Retroviral transduction of astrocytes. Retroviral transduction was performed as previously reported (Hiatt et al., 2001) with minor modifications. Nf1flox/flox astrocyte cultures containing equal numbers of astrocytes were infected twice, first for 4 hr and then overnight with either murine stem cell virus (MSCV)-Pac or MSCV-NF1GRD-Pac in the presence of 10 μg/ml polybrene (Specialty Media, Phillipsburg, NJ). Forty-eight hours after infection, transduced astrocytes were selected in medium containing 2 μg/ml puromycin for an additional 48 hr.

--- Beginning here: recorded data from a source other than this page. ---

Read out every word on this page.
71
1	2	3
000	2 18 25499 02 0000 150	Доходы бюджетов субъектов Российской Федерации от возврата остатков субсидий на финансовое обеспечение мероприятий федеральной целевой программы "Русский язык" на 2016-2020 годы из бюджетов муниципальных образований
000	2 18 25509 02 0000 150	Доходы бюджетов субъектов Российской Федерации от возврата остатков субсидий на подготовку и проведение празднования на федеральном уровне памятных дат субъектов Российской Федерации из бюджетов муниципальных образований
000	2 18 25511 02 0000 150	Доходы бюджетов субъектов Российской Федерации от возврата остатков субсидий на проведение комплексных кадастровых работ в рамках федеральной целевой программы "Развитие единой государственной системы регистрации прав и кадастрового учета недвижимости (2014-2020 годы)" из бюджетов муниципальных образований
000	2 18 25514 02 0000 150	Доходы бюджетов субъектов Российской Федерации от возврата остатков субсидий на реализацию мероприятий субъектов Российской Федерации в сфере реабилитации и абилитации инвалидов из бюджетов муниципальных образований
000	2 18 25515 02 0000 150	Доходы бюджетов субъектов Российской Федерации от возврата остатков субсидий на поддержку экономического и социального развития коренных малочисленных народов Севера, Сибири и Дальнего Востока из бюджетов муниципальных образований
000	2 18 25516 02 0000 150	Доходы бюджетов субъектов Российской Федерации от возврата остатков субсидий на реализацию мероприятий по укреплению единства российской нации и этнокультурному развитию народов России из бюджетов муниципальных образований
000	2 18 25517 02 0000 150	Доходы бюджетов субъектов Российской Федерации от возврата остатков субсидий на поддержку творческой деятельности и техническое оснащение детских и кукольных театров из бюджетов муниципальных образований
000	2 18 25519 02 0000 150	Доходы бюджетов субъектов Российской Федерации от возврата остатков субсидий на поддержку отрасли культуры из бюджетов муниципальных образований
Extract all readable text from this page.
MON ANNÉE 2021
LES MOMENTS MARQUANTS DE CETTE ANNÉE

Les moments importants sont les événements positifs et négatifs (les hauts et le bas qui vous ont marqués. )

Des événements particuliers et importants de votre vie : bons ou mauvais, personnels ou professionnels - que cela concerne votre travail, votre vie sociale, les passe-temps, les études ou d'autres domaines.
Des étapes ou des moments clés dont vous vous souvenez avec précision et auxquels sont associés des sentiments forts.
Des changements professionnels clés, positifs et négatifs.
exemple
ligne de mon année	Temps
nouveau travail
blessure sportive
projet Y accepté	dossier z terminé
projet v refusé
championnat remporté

After expression of NF1GRD was confirmed by Western blot, the same plates were used for adenoviral infection with either Ad5-Cre to inactivate Nf1 or Ad5-LacZ (control).

Results

Neurofibromin is required for PACAP-induced cAMP generation

To determine whether neurofibromin is required for PACAP-mediated astrocyte cAMP production, we disrupted neurofibromin expression in Nf1flox/flox neonatal cortical astrocytes using Cre recombinase (Fig. 1a, inset). No changes in PACAP receptor (PAC-1-R) expression were observed at the RNA (data not shown) or protein level (Fig. 1a, inset) after Nf1 gene inactivation. Serum-starved Nf1+/+ and Nf1-/- astrocytes were stimulated with PACAP at several concentrations, and intracellular cAMP levels were measured. Intracellular cAMP levels were significantly decreased in Nf1-/- compared with Nf1+/+ astrocytes in response to both 10-9 and 10-11m PACAP (66% reduction; p = 0.001) (Fig. 1a). Because neurofibromin functions as a GAP for RAS, we next determined whether activated Ha-RAS expression resulted in decreased cAMP levels in response to PACAP. In contrast to Nf1-/- cells, we observed no effect of activated RAS expression on baseline or PACAP-induced cAMP generation (B8 RAS transgenic astrocytes) (Fig. 1a). In addition, RAS inhibition using the farnesyltransferase inhibitor l-744,832 did not significantly alter cAMP generation in either wild-type or Nf1-/- astrocytes (14.1 vs 15.6% reduction, respectively) (Fig. 1b). At this concentration, RAS pathway activation is significantly inhibited, as reflected in reduced activated phospho-MAPK (Fig. 1b, inset). Collectively, these results suggest that neurofibromin-regulated cAMP activity is independent of RAS activation.

Figure 1.

Figure 1.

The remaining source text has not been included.